A semana começou com um petardo disparado naquela zona cinzenta que separa a política do crime: a colaboração premiada feita por um dos envolvidos confessos no assassinato da vereadora carioca Marielle Franco (PSOL), em março de 2018.
A delação foi feita, na Justiça, pelo ex-PM Élcio Vieira de Queiroz, em troca de redução na pena por duplo homicídio (além da parlamentar, foi morto o motorista dela, Anderson Gomes).
Élcio admitiu ter sido o motorista do Cobalt usado pelos assassinos, todos milicianos, segundo ele. Entre os que o delator relata que participaram do complô que resultou na morte de Marielle e de Anderson estão dois outros ex-PMs, um ex-bombeiro e outros implicados em homicídios, conforme revelamos em coluna na segunda-feira (24).
No relato disponível, Élcio diz que o crime foi encomendado por um dos seus ex-colegas da PM e não menciona o motivo do assassinato, confirma apenas que a vereadora foi monitorada por oito meses, até o momento propício para a execução. Mas parte de sua colaboração está sob sigilo, então é bem possível que ele tenha relatado quem são os mandantes do crime (ou quem ele supõe que sejam).

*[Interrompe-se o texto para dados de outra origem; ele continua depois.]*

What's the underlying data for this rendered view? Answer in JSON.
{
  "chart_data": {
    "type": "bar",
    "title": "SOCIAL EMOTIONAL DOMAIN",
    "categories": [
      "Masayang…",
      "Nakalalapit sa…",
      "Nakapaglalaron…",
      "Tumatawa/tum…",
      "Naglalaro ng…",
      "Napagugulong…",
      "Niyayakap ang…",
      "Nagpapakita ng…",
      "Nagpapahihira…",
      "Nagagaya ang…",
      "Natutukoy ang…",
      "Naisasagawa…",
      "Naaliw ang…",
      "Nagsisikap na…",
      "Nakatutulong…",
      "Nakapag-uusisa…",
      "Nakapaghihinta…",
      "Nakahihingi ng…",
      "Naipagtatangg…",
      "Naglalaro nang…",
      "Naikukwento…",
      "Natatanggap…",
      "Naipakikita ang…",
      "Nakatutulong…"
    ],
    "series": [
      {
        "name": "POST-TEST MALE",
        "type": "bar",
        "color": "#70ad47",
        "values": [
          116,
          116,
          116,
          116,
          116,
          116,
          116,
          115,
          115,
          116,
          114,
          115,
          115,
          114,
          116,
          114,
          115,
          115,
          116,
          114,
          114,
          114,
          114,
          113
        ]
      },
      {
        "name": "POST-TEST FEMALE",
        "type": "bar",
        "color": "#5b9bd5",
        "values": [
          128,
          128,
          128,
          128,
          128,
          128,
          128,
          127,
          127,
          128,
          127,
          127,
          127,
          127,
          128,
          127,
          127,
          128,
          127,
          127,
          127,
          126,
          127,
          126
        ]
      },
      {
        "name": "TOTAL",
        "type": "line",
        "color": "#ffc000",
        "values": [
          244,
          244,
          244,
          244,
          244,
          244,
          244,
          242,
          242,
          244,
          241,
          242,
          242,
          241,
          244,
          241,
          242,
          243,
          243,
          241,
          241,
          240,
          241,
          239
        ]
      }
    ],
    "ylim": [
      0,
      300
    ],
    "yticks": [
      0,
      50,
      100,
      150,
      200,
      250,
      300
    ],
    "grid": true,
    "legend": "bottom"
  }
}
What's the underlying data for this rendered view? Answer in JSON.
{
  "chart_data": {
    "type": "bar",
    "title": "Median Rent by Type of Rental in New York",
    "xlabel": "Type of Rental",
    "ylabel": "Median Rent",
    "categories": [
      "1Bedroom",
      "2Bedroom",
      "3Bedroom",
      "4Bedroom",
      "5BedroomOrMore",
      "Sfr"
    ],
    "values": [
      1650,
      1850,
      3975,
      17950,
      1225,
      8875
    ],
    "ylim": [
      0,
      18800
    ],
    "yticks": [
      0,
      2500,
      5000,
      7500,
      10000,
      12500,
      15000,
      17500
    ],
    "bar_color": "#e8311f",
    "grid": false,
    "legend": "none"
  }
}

O que salta das revelações do miliciano, além do detalhamento do duplo homicídio, é a rotina de delitos praticados sistematicamente por policiais e ex-policiais no Rio de Janeiro. É uma aula de crime organizado.
Élcio é um compêndio ambulante do que um policial não deve fazer. Foi expulso da PM em 2015, por corrupção. Desde então alterna serviços como segurança particular (de pessoas e transporte de cargas) e extorsões praticadas na periferia carioca. Alguns dos "bicos" foram indicados pelo seu amigo há três décadas, compadre e também ex-PM Ronnie Lessa — que Élcio diz ser o atirador que matou Marielle.
Lessa, segundo o relato, tem uma sociedade com um ex-bombeiro para exploração da "gatonet" (internet pirata) em Rocha Miranda, subúrbio da zona norte do Rio. Ele também aceitava encomendas para cometer assassinatos, como o de Marielle. Parte do dinheiro ele enviava, em espécie, para ajudar Élcio, além de indicá-lo para serviços variados, inclusive de vigilância de alvos.
Conforme Élcio, com o dinheiro Lessa comprou uma Dodge Ram blindada, uma lancha, vendeu essa lancha e comprou outra maior e também planejava fazer uma casa de praia em Angra dos Reis (além da residência no Rio). Tudo fruto de crimes. Segundo Élcio, os dois ex-PMs tinham também um arsenal de armas, que incluía submetralhadoras e fuzis e não custam barato.
Élcio também fala dos métodos. Ele conta que além da habitual extorsão de comerciantes, os milicianos (inclusive ele) usam carros roubados para realizar as campanas (vigilâncias) dos alvos. É o caso do Cobalt utilizado para seguir Marielle até o local do assassinato.
"Carrinho ruim...carro de procedência roubada, conhecido como 'cabra'. Era clonado", resume Queiroz, no relato.
Em época de encomendas de crimes, esses milicianos usam celulares pré-pagos, descartáveis. E até desligam os aparelhos, no momento de cometer o delito. Utilizam também um aplicativo no telefone que apaga mensagens assim que são lidas.
Élcio diz que só soube que a mulher assassinada era uma vereadora minutos antes da emboscada. E que vomitou três vezes, de nervoso, após o crime ser cometido. Acredite, se quiser. Ao contrário dele, Lessa teria se mostrado metódico e frio. Entregou o Cobalt para um desmanche e picotou as placas do veículo, além de recolher os estojos dos projéteis disparados da metralhadora.
Élcio disse que rompeu com Lessa porque este mentiu ao dizer que não deixou rastros ao vigiar Marielle: teria feito pesquisas no celular a respeito da vereadora e seu endereço, o que possibilitou à Polícia Federal ligá-lo ao crime. Acredite, se puder...
Na realidade, Élcio quer se livrar de parte da pena pelo duplo homicídio. Deve ficar mais oito anos preso em regime fechado e, depois, ganhar proteção estatal. O desafio maior da PF é chegar aos mandantes da dupla execução.